While the NFPA recommendations are not code, they are referenced by various state codes that are then embraced and legally enforceable as part of the specific code. As a design engineer, fire dampers must be shown on the contract drawings for a building program project, but how many design engineers note on these contract documents that fire dampers require an inspection one year after the project is complete? Quite often, a third-party commissioning agent is retained during the warranty period to follow the HVAC system performance to assure a continued commissioning success, so why isn’t the first-year TAB technician fire damper inspection included in the project’s warranty phase contract requirement? The same can be said for building owners and facility managers who are not cognizant of fire damper inspection requirements when their states recognize NFPA and, more specifically, NFPA 80(10), Sec. 19.4. 1.1?
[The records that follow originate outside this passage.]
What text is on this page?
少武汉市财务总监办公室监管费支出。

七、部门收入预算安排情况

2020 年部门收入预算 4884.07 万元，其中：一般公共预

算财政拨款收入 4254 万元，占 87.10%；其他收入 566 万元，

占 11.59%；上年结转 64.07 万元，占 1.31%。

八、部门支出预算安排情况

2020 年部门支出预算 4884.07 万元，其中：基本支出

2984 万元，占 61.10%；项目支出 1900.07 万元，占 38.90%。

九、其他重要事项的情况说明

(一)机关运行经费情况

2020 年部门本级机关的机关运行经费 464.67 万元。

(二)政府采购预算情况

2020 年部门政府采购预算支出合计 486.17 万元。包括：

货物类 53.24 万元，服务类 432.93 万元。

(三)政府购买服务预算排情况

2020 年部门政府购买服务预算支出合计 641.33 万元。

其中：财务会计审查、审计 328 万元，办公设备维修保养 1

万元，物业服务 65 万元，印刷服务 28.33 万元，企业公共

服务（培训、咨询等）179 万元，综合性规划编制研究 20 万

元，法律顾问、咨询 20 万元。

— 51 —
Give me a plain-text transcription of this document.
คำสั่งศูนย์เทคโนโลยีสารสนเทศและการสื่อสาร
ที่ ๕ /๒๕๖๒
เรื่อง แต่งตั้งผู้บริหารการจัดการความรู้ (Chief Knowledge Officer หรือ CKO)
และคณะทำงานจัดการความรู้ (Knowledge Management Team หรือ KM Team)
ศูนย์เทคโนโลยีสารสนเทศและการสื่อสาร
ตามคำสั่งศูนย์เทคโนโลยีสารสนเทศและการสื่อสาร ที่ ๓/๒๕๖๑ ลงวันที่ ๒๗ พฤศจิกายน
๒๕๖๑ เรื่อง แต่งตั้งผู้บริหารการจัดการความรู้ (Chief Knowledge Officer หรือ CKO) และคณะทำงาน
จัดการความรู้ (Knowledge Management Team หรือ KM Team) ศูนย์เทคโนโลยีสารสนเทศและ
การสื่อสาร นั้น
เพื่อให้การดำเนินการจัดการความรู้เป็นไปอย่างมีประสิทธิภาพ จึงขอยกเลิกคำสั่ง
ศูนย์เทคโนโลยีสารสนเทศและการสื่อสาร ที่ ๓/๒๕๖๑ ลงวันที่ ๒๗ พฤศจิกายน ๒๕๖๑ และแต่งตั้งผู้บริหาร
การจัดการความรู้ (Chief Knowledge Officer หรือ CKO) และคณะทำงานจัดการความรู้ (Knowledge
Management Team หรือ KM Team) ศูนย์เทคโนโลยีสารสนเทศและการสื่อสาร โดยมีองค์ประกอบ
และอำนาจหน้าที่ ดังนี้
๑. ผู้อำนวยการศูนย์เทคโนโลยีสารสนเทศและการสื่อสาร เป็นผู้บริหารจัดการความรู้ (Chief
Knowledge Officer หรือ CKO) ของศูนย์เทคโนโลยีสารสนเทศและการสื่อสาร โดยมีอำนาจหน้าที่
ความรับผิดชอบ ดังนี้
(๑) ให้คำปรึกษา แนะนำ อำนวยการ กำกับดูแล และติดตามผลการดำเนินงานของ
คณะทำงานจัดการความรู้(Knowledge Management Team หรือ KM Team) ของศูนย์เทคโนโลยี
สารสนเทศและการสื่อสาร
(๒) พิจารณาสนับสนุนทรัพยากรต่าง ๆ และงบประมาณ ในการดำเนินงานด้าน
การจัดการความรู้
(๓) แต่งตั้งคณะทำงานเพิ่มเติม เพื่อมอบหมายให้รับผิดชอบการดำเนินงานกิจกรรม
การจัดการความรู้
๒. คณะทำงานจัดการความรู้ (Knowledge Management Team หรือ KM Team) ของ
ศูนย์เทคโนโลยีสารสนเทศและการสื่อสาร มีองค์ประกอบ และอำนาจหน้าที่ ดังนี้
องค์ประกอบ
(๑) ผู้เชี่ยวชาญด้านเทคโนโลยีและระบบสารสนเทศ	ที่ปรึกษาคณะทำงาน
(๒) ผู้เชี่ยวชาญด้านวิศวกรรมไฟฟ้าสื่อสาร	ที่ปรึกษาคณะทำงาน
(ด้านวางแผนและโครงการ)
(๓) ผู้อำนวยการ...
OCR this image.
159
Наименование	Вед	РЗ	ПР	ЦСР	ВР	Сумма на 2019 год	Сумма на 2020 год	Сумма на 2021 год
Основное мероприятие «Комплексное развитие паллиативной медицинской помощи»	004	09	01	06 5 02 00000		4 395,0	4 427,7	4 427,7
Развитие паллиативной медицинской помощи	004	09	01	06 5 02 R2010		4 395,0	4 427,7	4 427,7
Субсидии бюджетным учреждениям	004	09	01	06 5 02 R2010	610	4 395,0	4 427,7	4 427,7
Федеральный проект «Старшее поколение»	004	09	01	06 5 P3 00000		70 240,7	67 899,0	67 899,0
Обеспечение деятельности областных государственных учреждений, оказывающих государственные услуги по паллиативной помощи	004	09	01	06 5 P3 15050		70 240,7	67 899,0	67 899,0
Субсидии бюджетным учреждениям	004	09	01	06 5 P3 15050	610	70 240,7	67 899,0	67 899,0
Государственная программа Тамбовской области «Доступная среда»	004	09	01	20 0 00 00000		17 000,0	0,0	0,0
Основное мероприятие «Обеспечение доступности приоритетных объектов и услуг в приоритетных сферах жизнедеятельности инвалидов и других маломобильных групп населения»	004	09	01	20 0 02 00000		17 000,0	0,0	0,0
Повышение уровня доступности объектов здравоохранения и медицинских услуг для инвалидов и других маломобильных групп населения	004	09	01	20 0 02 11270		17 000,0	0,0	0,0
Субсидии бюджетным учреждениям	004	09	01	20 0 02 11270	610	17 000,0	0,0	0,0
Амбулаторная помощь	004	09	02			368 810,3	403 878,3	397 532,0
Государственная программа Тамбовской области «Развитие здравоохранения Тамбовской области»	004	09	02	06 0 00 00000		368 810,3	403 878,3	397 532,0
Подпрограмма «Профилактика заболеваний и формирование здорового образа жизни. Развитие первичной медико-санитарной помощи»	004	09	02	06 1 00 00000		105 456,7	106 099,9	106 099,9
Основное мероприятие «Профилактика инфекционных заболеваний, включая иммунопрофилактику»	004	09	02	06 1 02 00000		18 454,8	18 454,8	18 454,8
This discussion reminded me of a building owner who contracted my consulting services to oversee the inspection of an existing building his organization had purchased where he questioned the operating conditions of the HVAC system’s fire dampers. To begin the survey process, a local, certified TAB firm was hired to complete this inspection, and I requested the TAB technician take existing condition photographs of each damper to confirm compliance or noncompliance. From the inspection, this technician then documented as-built fire damper locations on the building’s HVAC record drawings.

When completed, the corrective action survey documented the following:

  • Six fire dampers, partly closed;
  • Two fire dampers held open, each with a brick; and
  • Four fire dampers missing from the original record drawings.

So, after writing my January feature article, receiving Mr. Goransrud’s email, and recalling the fire damper survey I was involved with, all of this simply emphasizes:

  1. Third-party, certified TAB services contribute to life safety;
  2. Third-party, certified TAB services contribute to complete commissioning of a building; and
  3. Third-party, certified TAB services can contribute to insurance rebates.

Note: Don’t forget smoke dampers when contracting for fire damper inspections.